在这些技术中的每一种技术中,水印的确切性质都必须对用户保密。用户不能知道哪些像素或声波已被调整,或者如何进行调整。人工智能生成器偏爱的词汇也必须隐藏起来。法里德说,有效的人工智能水印必须对人类不可察觉,以避免被轻易删除,他没有参与这项研究。

还有其他困难。“这变成了一个巨大的工程挑战,”克什鲍姆说。水印必须足够强大,能够承受一般的编辑以及对抗性攻击,但它们又不能具有破坏性,以至于明显降低生成内容的质量。构建用于检测水印的工具也需要保持相对安全,以防止不良行为者使用它们来逆向工程水印协议。与此同时,这些工具需要足够易于访问,以便人们可以使用它们。

理想情况下,所有广泛使用的生成器(例如 OpenAI 和 Google 的生成器)都应共享一个水印协议。克什鲍姆指出,这样一种人工智能工具就不能轻易地用来撤消另一种人工智能工具的签名。然而,让每家公司都加入协调这项工作将是一场斗争。而且,任何水印程序都不可避免地需要不断监控和更新,因为人们会学会如何规避它。将所有这些都委托给最初负责仓促推出人工智能的科技巨头,前景令人担忧。

开源人工智能系统也面临其他挑战,例如图像生成器 Stable Diffusion 或 Meta 的语言模型 LLaMa,任何人都可以修改它们。从理论上讲,编码到开源模型参数中的任何水印都可以轻松删除,因此需要采用不同的策略。法里德建议通过训练数据而不是可变的参数将水印构建到开源人工智能中。“但这个想法的问题在于它有点太迟了,”他说。未经水印训练的开源模型已经存在,正在生成内容,而重新训练它们也不会消除旧版本。

最终,构建一个万无一失的水印系统似乎是不可能的——《大众科学》就此主题采访的每位专家都表示,仅靠水印是不够的。在谈到虚假信息和其他人工智能滥用时,法里德说,水印“不是一种消除策略”。“这是一种缓解策略。” 他将水印比作锁房子的前门。是的,窃贼可能会用重物砸开门,但锁仍然增加了一层保护。

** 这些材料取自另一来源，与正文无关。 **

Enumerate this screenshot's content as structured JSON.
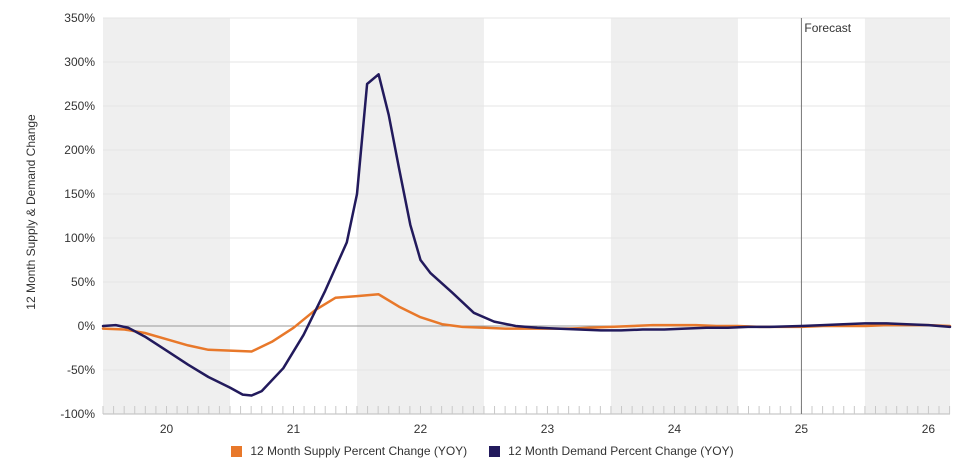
{
  "chart_data": {
    "type": "line",
    "ylabel": "12 Month Supply & Demand Change",
    "ylim": [
      -100,
      350
    ],
    "y_ticks": [
      "-100%",
      "-50%",
      "0%",
      "50%",
      "100%",
      "150%",
      "200%",
      "250%",
      "300%",
      "350%"
    ],
    "x_range": [
      19.5,
      26.17
    ],
    "x_ticks": [
      "20",
      "21",
      "22",
      "23",
      "24",
      "25",
      "26"
    ],
    "shaded_years": [
      20,
      22,
      24,
      26
    ],
    "forecast": {
      "label": "Forecast",
      "x": 25.0
    },
    "grid": true,
    "legend_position": "bottom",
    "colors": {
      "supply": "#e8782a",
      "demand": "#221a5c",
      "shade": "#efefef",
      "grid": "#e4e4e4",
      "forecast_line": "#777777"
    },
    "series": [
      {
        "name": "12 Month Supply Percent Change (YOY)",
        "key": "supply",
        "points": [
          [
            19.5,
            -3
          ],
          [
            19.67,
            -4
          ],
          [
            19.83,
            -8
          ],
          [
            20.0,
            -15
          ],
          [
            20.17,
            -22
          ],
          [
            20.33,
            -27
          ],
          [
            20.5,
            -28
          ],
          [
            20.67,
            -29
          ],
          [
            20.83,
            -18
          ],
          [
            21.0,
            -2
          ],
          [
            21.17,
            18
          ],
          [
            21.33,
            32
          ],
          [
            21.5,
            34
          ],
          [
            21.67,
            36
          ],
          [
            21.83,
            22
          ],
          [
            22.0,
            10
          ],
          [
            22.17,
            2
          ],
          [
            22.33,
            -1
          ],
          [
            22.5,
            -2
          ],
          [
            22.67,
            -3
          ],
          [
            22.83,
            -3
          ],
          [
            23.0,
            -3
          ],
          [
            23.17,
            -3
          ],
          [
            23.33,
            -2
          ],
          [
            23.5,
            -1
          ],
          [
            23.67,
            0
          ],
          [
            23.83,
            1
          ],
          [
            24.0,
            1
          ],
          [
            24.17,
            1
          ],
          [
            24.33,
            0
          ],
          [
            24.5,
            0
          ],
          [
            24.67,
            -1
          ],
          [
            24.83,
            -1
          ],
          [
            25.0,
            -1
          ],
          [
            25.17,
            0
          ],
          [
            25.33,
            0
          ],
          [
            25.5,
            0
          ],
          [
            25.67,
            1
          ],
          [
            25.83,
            1
          ],
          [
            26.0,
            1
          ],
          [
            26.17,
            0
          ]
        ]
      },
      {
        "name": "12 Month Demand Percent Change (YOY)",
        "key": "demand",
        "points": [
          [
            19.5,
            0
          ],
          [
            19.6,
            1
          ],
          [
            19.7,
            -2
          ],
          [
            19.83,
            -12
          ],
          [
            20.0,
            -28
          ],
          [
            20.17,
            -44
          ],
          [
            20.33,
            -58
          ],
          [
            20.5,
            -70
          ],
          [
            20.6,
            -78
          ],
          [
            20.67,
            -79
          ],
          [
            20.75,
            -74
          ],
          [
            20.92,
            -48
          ],
          [
            21.08,
            -10
          ],
          [
            21.25,
            40
          ],
          [
            21.42,
            95
          ],
          [
            21.5,
            150
          ],
          [
            21.58,
            275
          ],
          [
            21.67,
            286
          ],
          [
            21.75,
            240
          ],
          [
            21.83,
            180
          ],
          [
            21.92,
            115
          ],
          [
            22.0,
            75
          ],
          [
            22.08,
            60
          ],
          [
            22.25,
            38
          ],
          [
            22.42,
            15
          ],
          [
            22.58,
            5
          ],
          [
            22.75,
            0
          ],
          [
            22.92,
            -2
          ],
          [
            23.08,
            -3
          ],
          [
            23.25,
            -4
          ],
          [
            23.42,
            -5
          ],
          [
            23.58,
            -5
          ],
          [
            23.75,
            -4
          ],
          [
            23.92,
            -4
          ],
          [
            24.08,
            -3
          ],
          [
            24.25,
            -2
          ],
          [
            24.42,
            -2
          ],
          [
            24.58,
            -1
          ],
          [
            24.75,
            -1
          ],
          [
            25.0,
            0
          ],
          [
            25.17,
            1
          ],
          [
            25.33,
            2
          ],
          [
            25.5,
            3
          ],
          [
            25.67,
            3
          ],
          [
            25.83,
            2
          ],
          [
            26.0,
            1
          ],
          [
            26.17,
            -1
          ]
        ]
      }
    ]
  }
}
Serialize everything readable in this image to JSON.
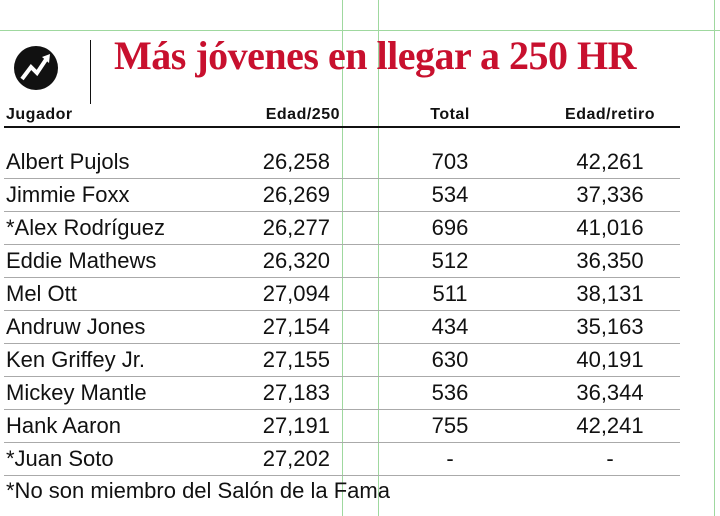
{
  "title": "Más jóvenes en llegar a 250 HR",
  "table": {
    "headers": [
      "Jugador",
      "Edad/250",
      "Total",
      "Edad/retiro"
    ],
    "rows": [
      [
        "Albert Pujols",
        "26,258",
        "703",
        "42,261"
      ],
      [
        "Jimmie Foxx",
        "26,269",
        "534",
        "37,336"
      ],
      [
        "*Alex Rodríguez",
        "26,277",
        "696",
        "41,016"
      ],
      [
        "Eddie Mathews",
        "26,320",
        "512",
        "36,350"
      ],
      [
        "Mel Ott",
        "27,094",
        "511",
        "38,131"
      ],
      [
        "Andruw Jones",
        "27,154",
        "434",
        "35,163"
      ],
      [
        "Ken Griffey Jr.",
        "27,155",
        "630",
        "40,191"
      ],
      [
        "Mickey Mantle",
        "27,183",
        "536",
        "36,344"
      ],
      [
        "Hank Aaron",
        "27,191",
        "755",
        "42,241"
      ],
      [
        "*Juan Soto",
        "27,202",
        "-",
        "-"
      ]
    ]
  },
  "footnote": "*No son miembro del Salón de la Fama"
}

其他层也在工作中。法里德指出了内容来源和真实性联盟 (C2PA),该联盟创建了一个技术标准,正在被包括微软和 Adobe 在内的许多大型科技公司采用。尽管 C2PA 指南确实建议使用水印,但它们也呼吁建立一个分类账系统,该系统记录每件人工智能生成的内容,并使用元数据来验证人工智能制作和人类制作作品的来源。元数据对于识别人类制作的内容尤其有帮助:想象一下,一部手机相机在用户拍摄的每张照片和视频的隐藏数据中添加一个认证印章,以证明它是真实的素材。另一种安全因素可能来自改进事后检测器,这些检测器寻找人工智能生成的意外伪影。社交媒体网站和搜索引擎也可能面临越来越大的压力,需要加强其审核策略,并过滤掉最糟糕的误导性人工智能材料。

尽管如此,这些技术修复并没有解决在线信任危机、虚假信息和操纵的根本原因——这些原因在当前这一代生成式人工智能出现之前就已经存在。斯坦福大学研究机器学习的计算机科学家詹姆斯·邹 (James Zou) 说,在人工智能驱动的深度伪造出现之前,擅长 Photoshop 的人可以操纵照片来展示他们想要的几乎任何东西。电视和电影制片厂经常使用特效来令人信服地修改视频。即使是逼真的画家也可以手工创作出欺骗性的图像。生成式人工智能只是提高了可能性的规模。

韦伯-伍尔夫说,人们最终将不得不改变他们获取信息的方式。教授信息素养和研究技能从未像现在这样重要,因为使人们能够批判性地评估他们在线和线下看到的内容的背景和来源是必要的。“这是一个社会问题,”她说。“我们无法用技术解决社会问题,完全不能。”